Fast magneto-acoustic wave turbulence and the Iroshnikov–Kraichnan spectrum

Abstract

An analytical theory of wave turbulence is developed for pure compressible magnetohydrodynamics in the small $\beta$ limit. In contrast to previous works where the multiple scale method was not mentioned and slow magneto-acoustic waves were included, we present here a theory for fast magneto-acoustic waves for which only an asymptotic closure is possible in three dimensions. We introduce the compressible Elsässer fields (canonical variables) and show their linear relationship with the mass density and the compressible velocity. The kinetic equations of wave turbulence for three-wave interactions are obtained and the detailed conservation is shown for the two invariants, energy and momentum (cross-helicity). An exact stationary solution (Kolmogorov-Zakharov spectrum) exists only for the energy. We find a $k^{-3/2}$ energy spectrum compatible with the Iroshnikov–Kraichnan (IK) phenomenological prediction; this leads to a mass density spectrum with the same scaling. Despite the presence of a relatively strong uniform magnetic field, this turbulence is characterized by an energy spectrum with a power index that is independent of the angular direction; its amplitude, however, shows an angular dependence. We prove the existence of the IK solution using the locality condition, show that the energy flux is positive and hence the cascade direct and find the Kolmogorov constant.
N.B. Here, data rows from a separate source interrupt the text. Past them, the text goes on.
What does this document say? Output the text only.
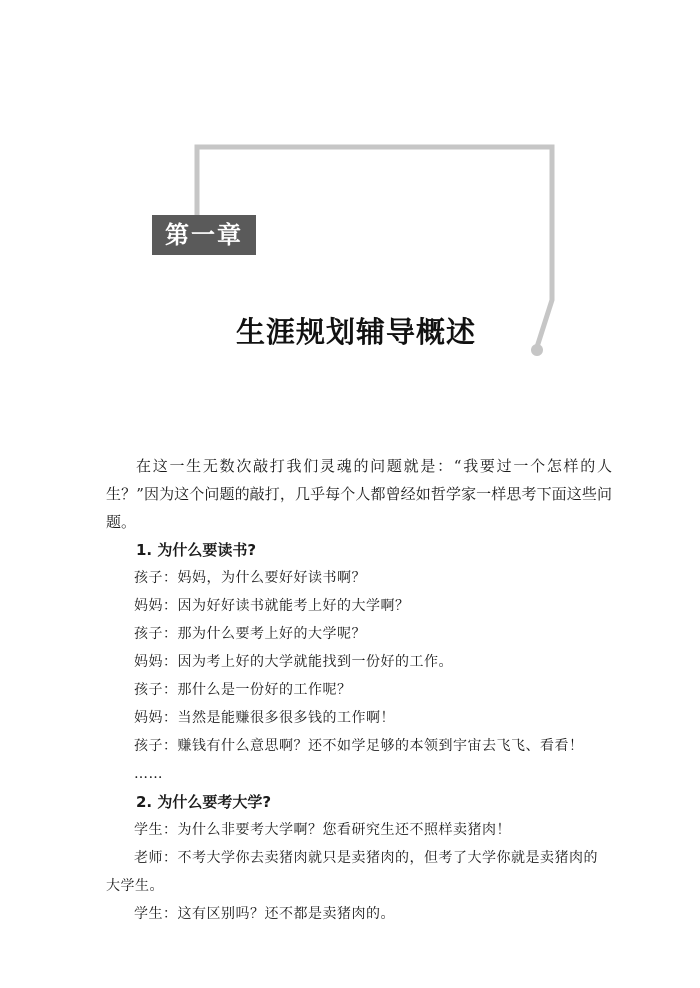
第一章
生涯规划辅导概述

在这一生无数次敲打我们灵魂的问题就是：“我要过一个怎样的人生？”因为这个问题的敲打，几乎每个人都曾经如哲学家一样思考下面这些问题。

1. 为什么要读书?

孩子：妈妈，为什么要好好读书啊？

妈妈：因为好好读书就能考上好的大学啊？

孩子：那为什么要考上好的大学呢？

妈妈：因为考上好的大学就能找到一份好的工作。

孩子：那什么是一份好的工作呢？

妈妈：当然是能赚很多很多钱的工作啊！

孩子：赚钱有什么意思啊？还不如学足够的本领到宇宙去飞飞、看看！

……

2. 为什么要考大学?

学生：为什么非要考大学啊？您看研究生还不照样卖猪肉！

老师：不考大学你去卖猪肉就只是卖猪肉的，但考了大学你就是卖猪肉的大学生。

学生：这有区别吗？还不都是卖猪肉的。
This theory offers a plausible explanation for recent observations in the solar wind at small $\beta$ where isotropic spectra with a $-3/2$ power-law index are found and associated with fast magneto-acoustic waves. This theory may also be used to explain the IK spectrum often observed near the Sun. Besides, it provides a rigorous theoretical basis for the well-known phenomenological IK spectrum, which coincides with the Zakharov–Sagdeev spectrum for acoustic wave turbulence.